I just read McCain’s Promise, a piece David Foster Wallace wrote for Rolling Stone in 2000 that turned out to be way too long for the magazine.
He spends a three page paragraph noting the different opinions on negative campaigns. The discussion came after McCain’s surprise win the New Hampshire when George W Bush started going negative against McCain, and the McCain campaign was trying to figure out a response. Going negative in turn makes them look hypocritical. Staying positive makes them look weak.
It’s generally accepted that negative campaigns reduce turnout, which is why you don’t have negative ads for fast food: Instead of convincing Burger King customers to go to McDonald’s, it convinces people to stay home. In other fields, rising tides lift all boats, but in politics, all that matters is beating the other guy. That’s good for the establishment candidates, since the people who show up are more likely to support them. It’s bad news for anyone depending on the support of individuals who don’t usually vote.
Anyway, I like Wallace’s comment about the implications for the people who stay home.

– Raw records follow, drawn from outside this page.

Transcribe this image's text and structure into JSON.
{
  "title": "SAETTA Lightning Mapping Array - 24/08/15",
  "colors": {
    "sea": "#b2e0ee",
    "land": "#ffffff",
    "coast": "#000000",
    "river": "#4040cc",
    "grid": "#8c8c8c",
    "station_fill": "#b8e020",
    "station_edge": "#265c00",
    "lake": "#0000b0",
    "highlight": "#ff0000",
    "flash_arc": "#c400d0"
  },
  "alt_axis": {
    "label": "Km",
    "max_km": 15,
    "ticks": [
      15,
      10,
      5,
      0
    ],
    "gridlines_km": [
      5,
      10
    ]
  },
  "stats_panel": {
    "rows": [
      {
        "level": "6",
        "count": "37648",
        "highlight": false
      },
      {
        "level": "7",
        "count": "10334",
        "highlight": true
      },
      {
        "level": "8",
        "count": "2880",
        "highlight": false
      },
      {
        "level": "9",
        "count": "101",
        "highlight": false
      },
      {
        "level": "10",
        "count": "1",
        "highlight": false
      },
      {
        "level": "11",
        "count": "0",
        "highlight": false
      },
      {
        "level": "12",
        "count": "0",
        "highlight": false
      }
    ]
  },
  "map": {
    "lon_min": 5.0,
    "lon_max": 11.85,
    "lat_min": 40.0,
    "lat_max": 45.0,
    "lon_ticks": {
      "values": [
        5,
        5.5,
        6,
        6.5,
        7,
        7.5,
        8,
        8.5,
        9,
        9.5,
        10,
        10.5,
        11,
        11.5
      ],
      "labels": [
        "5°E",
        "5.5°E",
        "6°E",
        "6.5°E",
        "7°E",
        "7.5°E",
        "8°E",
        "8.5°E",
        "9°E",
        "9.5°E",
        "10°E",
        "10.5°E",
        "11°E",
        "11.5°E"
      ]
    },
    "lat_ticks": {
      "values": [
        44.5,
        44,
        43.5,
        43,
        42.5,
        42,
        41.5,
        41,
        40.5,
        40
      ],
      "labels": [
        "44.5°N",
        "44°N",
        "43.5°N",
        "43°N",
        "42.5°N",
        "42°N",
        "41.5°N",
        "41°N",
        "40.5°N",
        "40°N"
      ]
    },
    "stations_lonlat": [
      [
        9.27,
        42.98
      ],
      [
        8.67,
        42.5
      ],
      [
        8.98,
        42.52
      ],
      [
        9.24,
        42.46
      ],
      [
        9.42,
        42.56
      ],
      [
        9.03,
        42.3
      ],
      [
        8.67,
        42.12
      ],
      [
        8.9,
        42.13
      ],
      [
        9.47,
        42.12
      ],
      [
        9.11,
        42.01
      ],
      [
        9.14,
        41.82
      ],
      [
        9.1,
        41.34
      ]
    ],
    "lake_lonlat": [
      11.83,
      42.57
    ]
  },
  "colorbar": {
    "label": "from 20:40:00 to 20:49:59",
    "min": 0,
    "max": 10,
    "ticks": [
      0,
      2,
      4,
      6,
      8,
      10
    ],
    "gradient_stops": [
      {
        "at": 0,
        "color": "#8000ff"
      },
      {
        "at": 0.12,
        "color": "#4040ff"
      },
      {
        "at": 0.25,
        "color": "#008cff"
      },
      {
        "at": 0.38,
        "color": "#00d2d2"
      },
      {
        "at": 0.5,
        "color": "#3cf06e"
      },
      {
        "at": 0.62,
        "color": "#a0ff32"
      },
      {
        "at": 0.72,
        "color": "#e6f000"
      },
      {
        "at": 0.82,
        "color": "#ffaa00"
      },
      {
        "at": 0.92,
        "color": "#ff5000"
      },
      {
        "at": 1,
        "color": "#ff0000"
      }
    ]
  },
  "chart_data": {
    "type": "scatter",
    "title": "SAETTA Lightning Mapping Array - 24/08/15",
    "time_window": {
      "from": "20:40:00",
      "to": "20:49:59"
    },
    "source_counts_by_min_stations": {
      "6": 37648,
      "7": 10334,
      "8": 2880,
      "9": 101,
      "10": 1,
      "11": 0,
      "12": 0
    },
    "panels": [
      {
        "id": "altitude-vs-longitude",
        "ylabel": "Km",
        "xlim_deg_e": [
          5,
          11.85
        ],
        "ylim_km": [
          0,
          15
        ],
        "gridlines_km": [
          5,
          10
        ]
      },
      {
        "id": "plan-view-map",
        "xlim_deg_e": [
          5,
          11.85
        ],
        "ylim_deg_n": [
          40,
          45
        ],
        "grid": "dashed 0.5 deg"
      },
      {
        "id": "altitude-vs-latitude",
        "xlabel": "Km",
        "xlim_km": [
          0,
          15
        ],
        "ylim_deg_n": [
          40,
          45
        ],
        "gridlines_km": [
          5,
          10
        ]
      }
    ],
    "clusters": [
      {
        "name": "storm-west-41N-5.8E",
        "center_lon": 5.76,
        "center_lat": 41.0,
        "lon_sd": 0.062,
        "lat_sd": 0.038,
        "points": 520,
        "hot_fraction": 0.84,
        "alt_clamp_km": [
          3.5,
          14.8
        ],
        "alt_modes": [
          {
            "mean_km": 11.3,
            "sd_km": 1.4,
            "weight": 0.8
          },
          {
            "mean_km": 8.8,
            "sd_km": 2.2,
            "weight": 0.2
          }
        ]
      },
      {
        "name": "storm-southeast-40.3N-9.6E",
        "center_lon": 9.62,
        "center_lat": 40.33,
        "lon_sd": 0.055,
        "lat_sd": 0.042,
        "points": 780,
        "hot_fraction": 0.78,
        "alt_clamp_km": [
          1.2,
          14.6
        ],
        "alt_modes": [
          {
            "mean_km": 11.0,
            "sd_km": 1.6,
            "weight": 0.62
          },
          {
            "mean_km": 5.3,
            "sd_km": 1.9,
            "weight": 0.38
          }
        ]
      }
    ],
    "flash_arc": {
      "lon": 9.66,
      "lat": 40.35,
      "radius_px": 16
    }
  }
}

Let’s pause for this moment for a quick Rolling Stone PSA. Assuming you’re demographically a Young Voter, it is again worth a moment of your valuable time to consider the implications of the tech’s last couple points. If you are bored and disgusted by politics and don’t bother to vote, you are in effect voting for the entrenched establishments of the two major parties, who please rest assured are not dumb, and who are keenly aware that it is in their interests to keep you disgusted and bored and cynical and to give you every possible psychological reason to stay at home doing one-hitters and watching MTV on primary day. By all means stay home if you want, but don’t bullshit yourself that you’re not voting. In reality, there is no such thing as not voting: you either vote by voting, or you vote by staying home and tacitly doubling the value of some Diehard’s Vote.